My head is positively spinning! After 20+ years in the investment business, Ken Fisher's new book has just challenged me to reexamine everything I thought I knew about investing, and that's a good thing!

If you are willing to set aside your preconceived notions, and even if you don't buy into every concept in this book, you will be doing yourself a favor by reading this tome and requiring your brain to thoroughly examine those investment tenets you hold so dear.
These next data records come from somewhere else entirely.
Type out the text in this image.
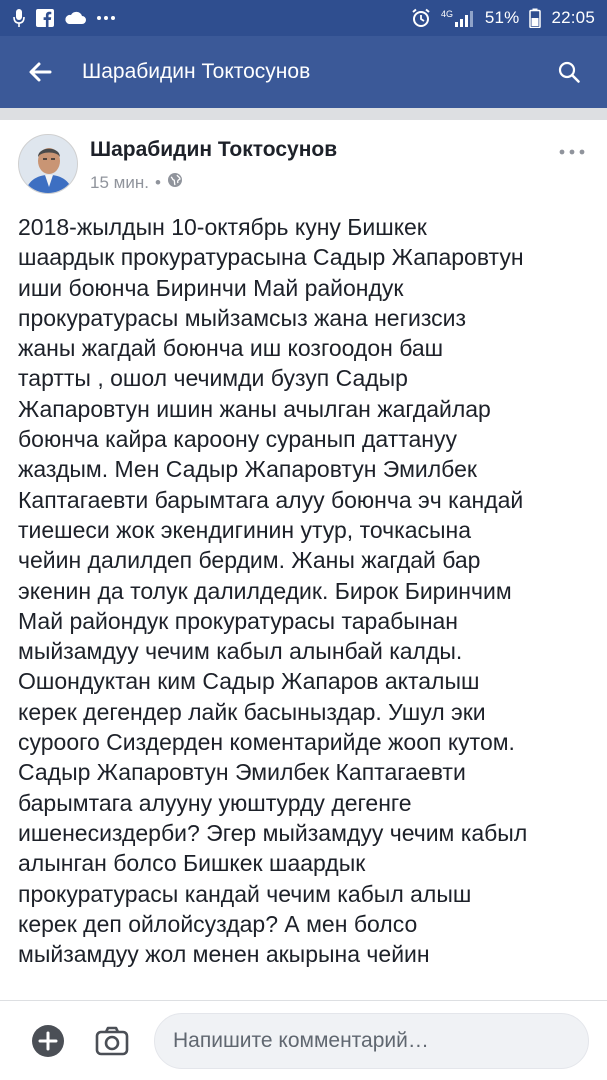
4G 51% 22:05
Шарабидин Токтосунов
Шарабидин Токтосунов
15 мин. •
2018-жылдын 10-октябрь куну Бишкек
шаардык прокуратурасына Садыр Жапаровтун
иши боюнча Биринчи Май райондук
прокуратурасы мыйзамсыз жана негизсиз
жаны жагдай боюнча иш козгоодон баш
тартты , ошол чечимди бузуп Садыр
Жапаровтун ишин жаны ачылган жагдайлар
боюнча кайра кароону суранып даттануу
жаздым. Мен Садыр Жапаровтун Эмилбек
Каптагаевти барымтага алуу боюнча эч кандай
тиешеси жок экендигинин утур, точкасына
чейин далилдеп бердим. Жаны жагдай бар
экенин да толук далилдедик. Бирок Биринчим
Май райондук прокуратурасы тарабынан
мыйзамдуу чечим кабыл алынбай калды.
Ошондуктан ким Садыр Жапаров акталыш
керек дегендер лайк басыныздар. Ушул эки
суроого Сиздерден коментарийде жооп кутом.
Садыр Жапаровтун Эмилбек Каптагаевти
барымтага алууну уюштурду дегенге
ишенесиздерби? Эгер мыйзамдуу чечим кабыл
алынган болсо Бишкек шаардык
прокуратурасы кандай чечим кабыл алыш
керек деп ойлойсуздар? А мен болсо
мыйзамдуу жол менен акырына чейин
Напишите комментарий…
And that is Kens major point: to be a successful investor, you must challenge the status quo, and treat investment as a scientific query, not as an art or craft. His three questions are designed to get you thinking in just that manner:

1) Identify those things you be believe that are really false; if everyone believes it, it must not be true. Be skeptical about everything! Ken turns many of our common beliefs about investing on their ears, including what we think we know about P/E ratios, big government deficits, a weak U.S. dollar, growing GDP, growth versus value stocks, and many more.

2) What can you fathom that others find unfathomable? Ken uses an interesting example, what he calls the 'rock in the bushes' to prompt the reader into out-of- the-box thinking, or looking where everyone else is not looking. He also brings up some very good recommendations on how to avoid investment fads, how to find out if two factors are truly correlated and how to use his invention, the global yield curve, to determine different investment cycles.

3) What is your brain doing to mislead and misguide you? Ken suggests that our brains are hardwired for a world in which we no longer live, and recommends strategies for avoiding cave man, or survival thinking that we no longer need, and instead suggests methods for investment success, such as ignoring popular patterns, forgetting the notion that all stocks in your portfolio must beat the market, and the importance of using a benchmark to test your results.

Ken shares examples of specific technologies and creations that he has used with stellar success in the past, pointing out how they lose their predictive power once they are generally accepted by other investors, a warning that a continued questioning and challenging of all you hold dear is required for long-term investing success.

He also provides great insight into the analysis of bull and bear markets and the importance of predicting the direction , not the magnitude of market cycles.

Ken's take on what makes a successful investor (2/3 not making mistakes; 1/3 doing something right) is provocative and sure to set the tongues of stock pickers wagging. And his follow-up that just some 10% of investing success is derived from choosing the right investment will send some of us who make our living picking stocks into depression.

Unless we can set aside our preconceived notions and take an analytical look at exactly what we believe, as well as the actual results from those tenets, with the hope of becoming better investors, exactly what he wants us to do!

This is a book designed for investors (and pros) that are willing to believe that they don't know everything about investing. Even if you don't agree with some of its declarations, you will at least come away questioning the status quo–and that in itself will make it worth the read.